Symantec: Flashback Infected Macs on the Decline

The number of Macs still infected with the Flashback trojan is on the decline, although the security firm Symantec said that there are still about 140,000 computers impacted by the malware. At its high point some 600,000 Macs were infected — a record high for Mac-related malware.

While the number of infected Macs dropped off quickly after Apple released its Java updates to address the security issue, the rate of decline seems to have stabilized just over 100,000.

Flashback-infected Macs declining, according to SymantecFlashback-infected Macs declining, according to Symantec

“We had originally believed that we would have seen a greater decline in infections at this point in time, but this has proven not to be the case,” the company said. “Currently, it appears that the number of infected computers has tapered off, but remains around the 140,000 mark.”

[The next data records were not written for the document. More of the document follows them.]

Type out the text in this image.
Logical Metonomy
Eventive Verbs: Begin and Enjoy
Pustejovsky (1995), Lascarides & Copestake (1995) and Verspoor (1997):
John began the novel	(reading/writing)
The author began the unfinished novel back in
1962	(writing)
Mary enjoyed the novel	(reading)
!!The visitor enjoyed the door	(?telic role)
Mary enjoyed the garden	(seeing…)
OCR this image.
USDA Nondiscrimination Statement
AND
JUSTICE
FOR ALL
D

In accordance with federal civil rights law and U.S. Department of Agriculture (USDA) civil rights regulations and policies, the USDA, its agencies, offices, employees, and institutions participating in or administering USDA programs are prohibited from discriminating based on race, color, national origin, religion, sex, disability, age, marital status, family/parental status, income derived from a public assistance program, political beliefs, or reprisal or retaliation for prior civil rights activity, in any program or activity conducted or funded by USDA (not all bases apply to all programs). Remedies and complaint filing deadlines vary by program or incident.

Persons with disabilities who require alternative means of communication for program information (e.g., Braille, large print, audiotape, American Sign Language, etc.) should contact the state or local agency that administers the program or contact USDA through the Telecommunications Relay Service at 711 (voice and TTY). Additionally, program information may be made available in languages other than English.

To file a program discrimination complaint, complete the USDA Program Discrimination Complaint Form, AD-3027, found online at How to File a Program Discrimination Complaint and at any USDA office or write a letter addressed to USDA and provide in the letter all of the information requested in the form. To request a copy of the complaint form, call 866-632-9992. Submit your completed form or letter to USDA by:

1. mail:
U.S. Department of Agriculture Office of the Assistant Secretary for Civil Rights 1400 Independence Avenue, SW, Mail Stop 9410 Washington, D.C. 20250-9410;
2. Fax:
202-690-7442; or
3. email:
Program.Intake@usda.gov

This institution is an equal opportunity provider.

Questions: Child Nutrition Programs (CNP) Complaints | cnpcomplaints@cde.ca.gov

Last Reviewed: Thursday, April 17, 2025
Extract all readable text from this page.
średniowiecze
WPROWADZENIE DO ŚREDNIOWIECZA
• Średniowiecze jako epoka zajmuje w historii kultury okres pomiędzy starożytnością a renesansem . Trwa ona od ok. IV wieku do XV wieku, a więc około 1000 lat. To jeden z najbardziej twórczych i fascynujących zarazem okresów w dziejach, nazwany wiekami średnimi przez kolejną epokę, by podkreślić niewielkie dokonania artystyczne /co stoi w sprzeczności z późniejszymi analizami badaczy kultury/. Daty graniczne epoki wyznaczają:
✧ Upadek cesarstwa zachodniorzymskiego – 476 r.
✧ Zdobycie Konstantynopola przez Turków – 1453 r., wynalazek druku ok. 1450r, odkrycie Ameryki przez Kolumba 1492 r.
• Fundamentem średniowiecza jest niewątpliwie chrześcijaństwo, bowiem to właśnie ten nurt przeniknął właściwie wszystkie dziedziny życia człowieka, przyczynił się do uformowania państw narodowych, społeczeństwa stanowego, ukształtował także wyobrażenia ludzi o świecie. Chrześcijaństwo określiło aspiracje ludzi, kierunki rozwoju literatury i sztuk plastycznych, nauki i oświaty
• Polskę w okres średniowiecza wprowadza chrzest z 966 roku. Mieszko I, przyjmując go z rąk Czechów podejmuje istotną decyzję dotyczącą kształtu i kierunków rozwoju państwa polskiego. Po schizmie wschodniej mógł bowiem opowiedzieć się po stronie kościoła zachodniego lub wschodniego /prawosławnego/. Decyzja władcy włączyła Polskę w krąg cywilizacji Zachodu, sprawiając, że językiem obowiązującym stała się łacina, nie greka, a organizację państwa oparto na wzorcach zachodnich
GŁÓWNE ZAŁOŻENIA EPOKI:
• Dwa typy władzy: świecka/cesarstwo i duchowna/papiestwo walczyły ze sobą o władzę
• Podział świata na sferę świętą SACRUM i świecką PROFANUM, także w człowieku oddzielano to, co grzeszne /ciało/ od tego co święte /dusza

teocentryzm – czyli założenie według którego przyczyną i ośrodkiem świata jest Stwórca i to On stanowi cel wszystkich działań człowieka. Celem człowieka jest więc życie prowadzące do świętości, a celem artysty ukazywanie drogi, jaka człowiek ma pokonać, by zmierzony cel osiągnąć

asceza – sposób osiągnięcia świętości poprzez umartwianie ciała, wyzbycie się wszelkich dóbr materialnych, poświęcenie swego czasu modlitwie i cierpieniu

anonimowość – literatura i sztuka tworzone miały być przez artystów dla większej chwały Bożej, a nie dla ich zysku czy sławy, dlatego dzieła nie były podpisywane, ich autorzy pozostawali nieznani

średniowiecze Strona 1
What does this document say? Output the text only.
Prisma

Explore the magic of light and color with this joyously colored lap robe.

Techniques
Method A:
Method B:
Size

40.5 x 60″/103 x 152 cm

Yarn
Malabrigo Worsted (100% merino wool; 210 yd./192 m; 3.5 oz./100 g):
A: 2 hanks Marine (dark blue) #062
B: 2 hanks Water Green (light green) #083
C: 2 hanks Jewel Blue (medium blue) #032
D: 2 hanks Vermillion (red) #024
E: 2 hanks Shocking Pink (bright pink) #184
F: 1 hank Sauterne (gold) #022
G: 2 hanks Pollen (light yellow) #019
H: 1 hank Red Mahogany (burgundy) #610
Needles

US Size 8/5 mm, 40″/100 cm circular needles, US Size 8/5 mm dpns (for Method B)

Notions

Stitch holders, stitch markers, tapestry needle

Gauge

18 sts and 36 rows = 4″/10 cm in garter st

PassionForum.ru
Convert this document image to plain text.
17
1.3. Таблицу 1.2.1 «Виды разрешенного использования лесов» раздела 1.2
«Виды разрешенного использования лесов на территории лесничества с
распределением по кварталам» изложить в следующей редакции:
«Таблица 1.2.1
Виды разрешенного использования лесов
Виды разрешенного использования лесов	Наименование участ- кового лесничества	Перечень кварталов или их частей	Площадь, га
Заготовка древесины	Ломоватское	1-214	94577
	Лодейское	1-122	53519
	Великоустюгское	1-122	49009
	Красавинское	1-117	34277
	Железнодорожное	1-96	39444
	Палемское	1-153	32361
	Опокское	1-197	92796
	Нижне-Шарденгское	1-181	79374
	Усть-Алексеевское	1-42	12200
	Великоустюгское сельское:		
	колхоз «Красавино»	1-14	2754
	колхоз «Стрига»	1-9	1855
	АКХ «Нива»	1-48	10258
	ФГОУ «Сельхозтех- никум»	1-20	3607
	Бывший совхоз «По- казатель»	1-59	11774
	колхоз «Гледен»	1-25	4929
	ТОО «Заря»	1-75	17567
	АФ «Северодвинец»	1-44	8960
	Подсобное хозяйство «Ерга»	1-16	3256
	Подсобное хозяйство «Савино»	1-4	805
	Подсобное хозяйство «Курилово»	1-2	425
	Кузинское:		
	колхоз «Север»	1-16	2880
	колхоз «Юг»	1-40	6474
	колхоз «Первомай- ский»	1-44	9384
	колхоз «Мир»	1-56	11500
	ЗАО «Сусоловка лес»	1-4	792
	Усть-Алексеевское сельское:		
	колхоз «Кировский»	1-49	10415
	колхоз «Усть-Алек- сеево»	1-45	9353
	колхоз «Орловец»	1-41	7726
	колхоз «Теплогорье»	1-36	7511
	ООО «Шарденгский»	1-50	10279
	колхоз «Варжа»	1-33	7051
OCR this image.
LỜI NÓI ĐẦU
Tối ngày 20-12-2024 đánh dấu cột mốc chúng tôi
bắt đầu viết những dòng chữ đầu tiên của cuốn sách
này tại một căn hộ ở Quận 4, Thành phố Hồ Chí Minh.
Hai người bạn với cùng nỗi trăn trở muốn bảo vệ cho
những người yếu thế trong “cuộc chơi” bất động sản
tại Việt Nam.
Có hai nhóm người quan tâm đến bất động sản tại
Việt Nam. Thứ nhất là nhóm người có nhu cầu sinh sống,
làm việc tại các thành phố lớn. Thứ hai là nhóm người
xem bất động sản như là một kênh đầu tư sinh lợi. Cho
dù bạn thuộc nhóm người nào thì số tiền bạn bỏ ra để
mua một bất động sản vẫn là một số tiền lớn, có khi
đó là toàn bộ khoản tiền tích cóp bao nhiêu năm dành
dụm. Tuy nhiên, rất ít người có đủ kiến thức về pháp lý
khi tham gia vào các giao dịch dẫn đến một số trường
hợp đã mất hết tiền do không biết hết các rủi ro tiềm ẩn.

Users could get hit by the trojan simply by visiting a maliciously crafted website, where the malware would sidestep the usual authentication request before installing itself.

The Flashback trojan exploited a vulnerability in Java that went unpatched on OS X for several weeks after after Java owner Oracle already had a fix available. When the number of Macs hit by the trojan took off, however, Apple released a series of three updates for Snow Leopard and Lion users over the course of a week.

Apple also released a Flashback removal tool for Lion users that never installed Java. Earlier versions of the Flashback trojan masqueraded as a Flash installer to deliver its payload without relying on weaknesses in Java.

It’s possible that many of the remaining Macs infected with the Flashback trojan are running older versions of OS X where the Java security updates aren’t available. Since Apple doesn’t support versions of OS X 10.5 and earlier, older OS X users can disable Java, or can consider installing virus protection software to help block the trojan.

A new variant on the Java exploit recently surfaced, too. The new treat, called LuckyCat, installs a malware known as SubPar that can potentially let an attacker view the contents of your hard drive and copy files to a remote server. Lucky Cat appears to be delivered through altered Microsoft Word documents.

Apple and Microsoft have not yet addressed the LuckyCat threat.